Indispensabili, sì, perché senza di loro non si comincia, come è successo lo scorso anno in una delle sessioni di prove del Manx GP, annullata per carenza di commissari.

I marshal sono volontari animati da una grande passione per le corse: nell’ambiente road racing sono spesso uomini di mezza età (ma si contano anche molte donne) che fanno propria la locale manifestazione su strada: Armoy, Cookstown, Mid Antrim, Kells, così come avviene in Italia per le gare in salita.

E poi c’è il grande sogno, quello che ogni marshal vorrebbe coronare: l’Isola di Man, marshal al Tourist Trophy.

Non servono requisiti particolari per poterlo fare, a parte l’età minima di 16 anni. Serve passione, l’unico elemento davvero indispensabile che spinge a passare ore ed ore fermi, molto spesso al freddo, con la massima concentrazione. Ciò che un marshal deve fare è sostanzialmente questo: salvaguardare la sicurezza degli spettatori mantenendoli fuori dalle aree proibite e potenzialmente pericolose, saper rimuovere i mezzi e ripulire la strada in caso di incidente, prestare i primi soccorsi, assistere medici e paramedici e, sull’Isola di Man, aiutare nelle operazioni di evacuazione all’arrivo dell’elicottero. Fondamentale, poi, il corretto uso delle bandiere e delle comunicazioni via radio.

Ogni circuito è diviso in settori e per ognuno di essi viene designato un capo-marshal: sarà il responsabile del suo gruppo di commissari di percorso. Vengono organizzati annualmente seminari ed esercitazioni pratiche, obbligatori solo per chi vuole diventare capo di settore.

Il numero di marshal richiesto è alto, soprattutto all’Isola di Man: le attività svolte dai commissari sono sostanzialmente uguali alle altre road races, ma intensificate per via delle maggiori restrizioni in vigore al Tourist Trophy.

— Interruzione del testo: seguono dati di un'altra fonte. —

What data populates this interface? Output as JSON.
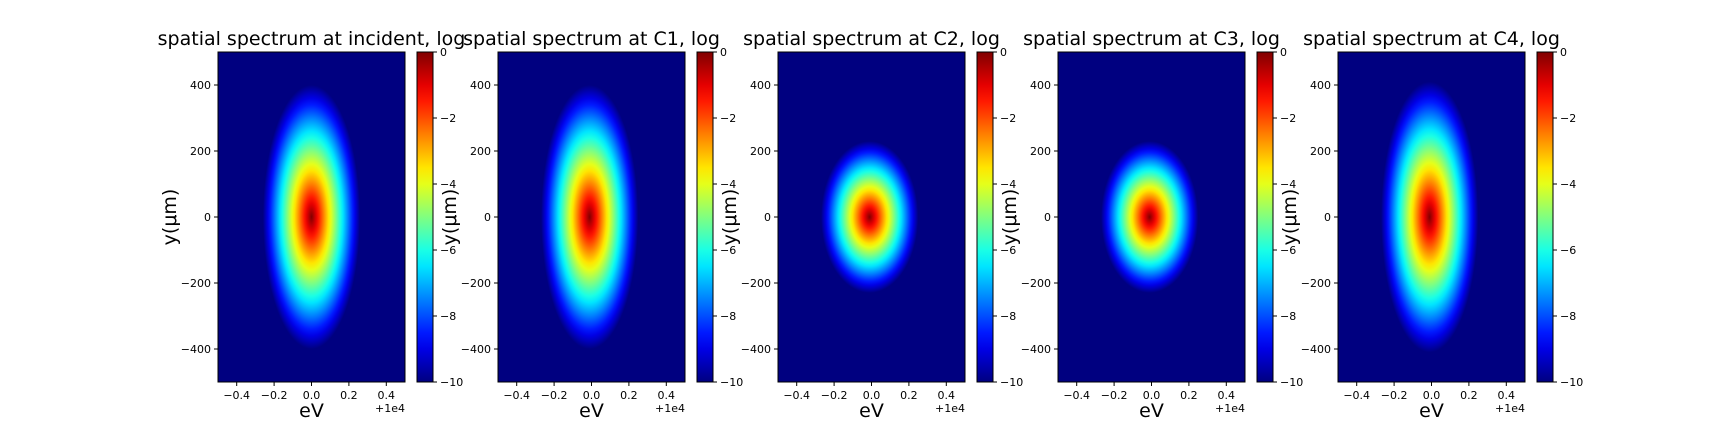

Lo scorso anno lungo il Mountain Course si sono contati circa 1200 marshal, distribuiti su più turni e con 500 riserve. Di loro c’è una costante necessità, soprattutto durante le sessioni di prove, in cui spesso si ha carenza di commissari.

Chi fosse interessato a provare questa attività, magari solo per una volta, può rivolgersi direttamente all’IOMTTMA, l’associazione dei marshal del TT fondata nel 1962, che ad oggi conta oltre 4000 commissari iscritti. Sul sito web www.iomttma.com è possibile registrarsi per diventare marshal al Tourist Trophy, scegliendo date e settore del percorso. Un modo sicuramente alternativo di vivere le road races!

Come detto, il requisito fondamentale è uno solo: niente stipendio, niente soldi. Solo passione e cuore.

 

(Un ringraziamento a Chris Hare, marshal a TT, NorthWest 200 e Ulster GP. http://nomidlifecrisis.wordpress.com)

(Foto: Adam Gell)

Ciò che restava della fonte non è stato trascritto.